One of the Penetrator novels, Terror in Taos serves up all the 1970s “vigilante vs mobsters” action one could possibly want. By the standards of the genre, it’s very good. The action, which includes hero Mark Hardin storming a desert castle, is good. There’s even a bit of semi-mystical Native American stuff that makes it even more ridiculously over-the-top and fun (yes, it could easily be tasteless and offensive to a modern audience, but this is a 70s action novel-what did you honestly expect?).

Review: The Gamma Option

The Gamma Option

The third Blaine McCracken book, The Gamma Option continues the crazy twists and turns, the crazier plot swerves, nonsensical politics, and surprisingly solid fundamentals that marked the previous two installments.
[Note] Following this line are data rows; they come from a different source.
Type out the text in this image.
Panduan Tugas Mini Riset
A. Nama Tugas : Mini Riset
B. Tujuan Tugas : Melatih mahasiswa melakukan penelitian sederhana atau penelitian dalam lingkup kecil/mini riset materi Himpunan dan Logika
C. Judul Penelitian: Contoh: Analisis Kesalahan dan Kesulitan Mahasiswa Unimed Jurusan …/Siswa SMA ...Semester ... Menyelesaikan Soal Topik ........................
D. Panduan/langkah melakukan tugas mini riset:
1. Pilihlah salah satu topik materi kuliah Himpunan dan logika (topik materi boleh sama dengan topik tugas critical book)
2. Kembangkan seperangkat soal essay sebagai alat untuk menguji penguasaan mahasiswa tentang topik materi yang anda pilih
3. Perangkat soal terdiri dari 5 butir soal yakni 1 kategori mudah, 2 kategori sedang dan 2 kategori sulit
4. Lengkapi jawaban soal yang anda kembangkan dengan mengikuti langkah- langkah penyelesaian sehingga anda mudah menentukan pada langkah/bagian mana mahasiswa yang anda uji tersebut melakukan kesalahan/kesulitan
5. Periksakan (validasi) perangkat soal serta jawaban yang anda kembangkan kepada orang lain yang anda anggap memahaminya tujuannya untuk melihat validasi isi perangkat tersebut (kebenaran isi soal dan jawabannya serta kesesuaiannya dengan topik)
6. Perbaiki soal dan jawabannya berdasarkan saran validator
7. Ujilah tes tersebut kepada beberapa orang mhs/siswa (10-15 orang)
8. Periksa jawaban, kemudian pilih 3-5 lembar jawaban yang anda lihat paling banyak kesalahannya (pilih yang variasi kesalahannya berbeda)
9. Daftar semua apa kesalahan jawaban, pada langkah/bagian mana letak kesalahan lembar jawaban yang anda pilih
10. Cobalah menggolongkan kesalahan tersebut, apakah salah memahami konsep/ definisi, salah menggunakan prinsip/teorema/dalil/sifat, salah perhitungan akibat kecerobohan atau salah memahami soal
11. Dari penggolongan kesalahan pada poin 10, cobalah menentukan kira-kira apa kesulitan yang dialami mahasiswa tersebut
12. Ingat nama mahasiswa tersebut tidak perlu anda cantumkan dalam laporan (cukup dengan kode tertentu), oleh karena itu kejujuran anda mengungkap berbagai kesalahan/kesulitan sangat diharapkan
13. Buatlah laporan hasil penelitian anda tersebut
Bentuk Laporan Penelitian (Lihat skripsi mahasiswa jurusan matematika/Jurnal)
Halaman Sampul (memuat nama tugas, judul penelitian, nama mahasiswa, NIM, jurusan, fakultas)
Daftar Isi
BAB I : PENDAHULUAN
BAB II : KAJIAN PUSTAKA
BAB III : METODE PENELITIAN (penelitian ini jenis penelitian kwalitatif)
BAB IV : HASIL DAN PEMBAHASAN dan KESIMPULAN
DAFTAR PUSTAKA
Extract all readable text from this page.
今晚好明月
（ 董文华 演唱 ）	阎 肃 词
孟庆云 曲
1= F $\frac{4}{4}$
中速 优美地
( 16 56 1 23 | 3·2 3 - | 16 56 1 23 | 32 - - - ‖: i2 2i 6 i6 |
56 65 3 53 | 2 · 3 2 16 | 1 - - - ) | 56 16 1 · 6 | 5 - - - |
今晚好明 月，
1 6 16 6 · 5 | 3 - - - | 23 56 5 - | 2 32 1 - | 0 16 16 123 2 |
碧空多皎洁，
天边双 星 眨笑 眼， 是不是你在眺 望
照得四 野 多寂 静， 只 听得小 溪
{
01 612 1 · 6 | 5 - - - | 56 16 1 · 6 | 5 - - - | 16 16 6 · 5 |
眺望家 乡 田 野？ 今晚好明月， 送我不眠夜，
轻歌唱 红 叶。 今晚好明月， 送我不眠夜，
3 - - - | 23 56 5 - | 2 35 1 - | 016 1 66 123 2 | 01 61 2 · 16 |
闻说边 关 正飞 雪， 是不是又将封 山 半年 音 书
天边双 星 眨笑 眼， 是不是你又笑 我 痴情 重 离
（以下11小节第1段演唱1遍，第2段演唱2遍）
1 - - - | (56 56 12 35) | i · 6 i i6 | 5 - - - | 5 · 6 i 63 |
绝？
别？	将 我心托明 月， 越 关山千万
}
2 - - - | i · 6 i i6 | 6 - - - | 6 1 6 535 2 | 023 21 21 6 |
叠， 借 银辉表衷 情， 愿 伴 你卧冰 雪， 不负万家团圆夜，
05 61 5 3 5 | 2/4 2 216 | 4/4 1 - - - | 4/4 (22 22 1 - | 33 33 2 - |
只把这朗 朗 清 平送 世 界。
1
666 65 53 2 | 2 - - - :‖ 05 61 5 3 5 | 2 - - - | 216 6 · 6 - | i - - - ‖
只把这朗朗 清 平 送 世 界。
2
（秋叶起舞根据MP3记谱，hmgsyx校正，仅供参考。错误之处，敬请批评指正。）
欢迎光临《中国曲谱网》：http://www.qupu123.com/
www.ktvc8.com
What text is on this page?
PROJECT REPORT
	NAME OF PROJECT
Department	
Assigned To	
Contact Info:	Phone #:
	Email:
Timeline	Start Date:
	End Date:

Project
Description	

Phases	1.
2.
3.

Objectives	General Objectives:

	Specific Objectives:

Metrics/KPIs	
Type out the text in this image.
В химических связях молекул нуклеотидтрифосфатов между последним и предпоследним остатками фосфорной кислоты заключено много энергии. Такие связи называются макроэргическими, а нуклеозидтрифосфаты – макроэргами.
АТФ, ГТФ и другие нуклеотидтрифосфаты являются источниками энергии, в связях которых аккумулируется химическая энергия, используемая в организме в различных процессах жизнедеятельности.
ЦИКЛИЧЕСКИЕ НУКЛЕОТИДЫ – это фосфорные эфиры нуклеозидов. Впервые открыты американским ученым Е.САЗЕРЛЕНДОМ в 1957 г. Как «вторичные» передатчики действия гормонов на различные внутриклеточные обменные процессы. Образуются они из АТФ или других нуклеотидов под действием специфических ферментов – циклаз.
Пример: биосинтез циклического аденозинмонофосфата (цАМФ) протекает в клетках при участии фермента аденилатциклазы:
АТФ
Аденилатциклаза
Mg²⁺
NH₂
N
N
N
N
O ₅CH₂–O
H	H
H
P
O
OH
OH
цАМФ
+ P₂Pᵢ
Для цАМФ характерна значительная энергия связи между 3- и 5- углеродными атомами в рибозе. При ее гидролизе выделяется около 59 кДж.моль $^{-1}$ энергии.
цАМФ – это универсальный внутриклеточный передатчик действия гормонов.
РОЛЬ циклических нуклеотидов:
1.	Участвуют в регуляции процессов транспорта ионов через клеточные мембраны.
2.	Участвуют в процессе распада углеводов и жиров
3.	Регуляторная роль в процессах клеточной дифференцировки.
It does yo-yo a little more into “amazingly stupid” (to give any detail on these moments and twists would be to spoil them, but rest assured-they are very, very, dumb)  but still has a lot of “stupidly amazing” moments. My favorite of these is Chekov’s Monster Truck.

See, Blaine McCracken notices a monster truck parked nearby when he goes to interview someone. I knew when I read the passage that the monster truck was not Jon Land’s attempt at some kind of weird literary metaphor, nor was it just a bit of background description. I knew that McCracken was going to end up driving it in a chase scene. And drive it he did.

This is everything I expected from a Blaine McCracken book, and it has all of the ridiculous appeal that makes reading them such a treat.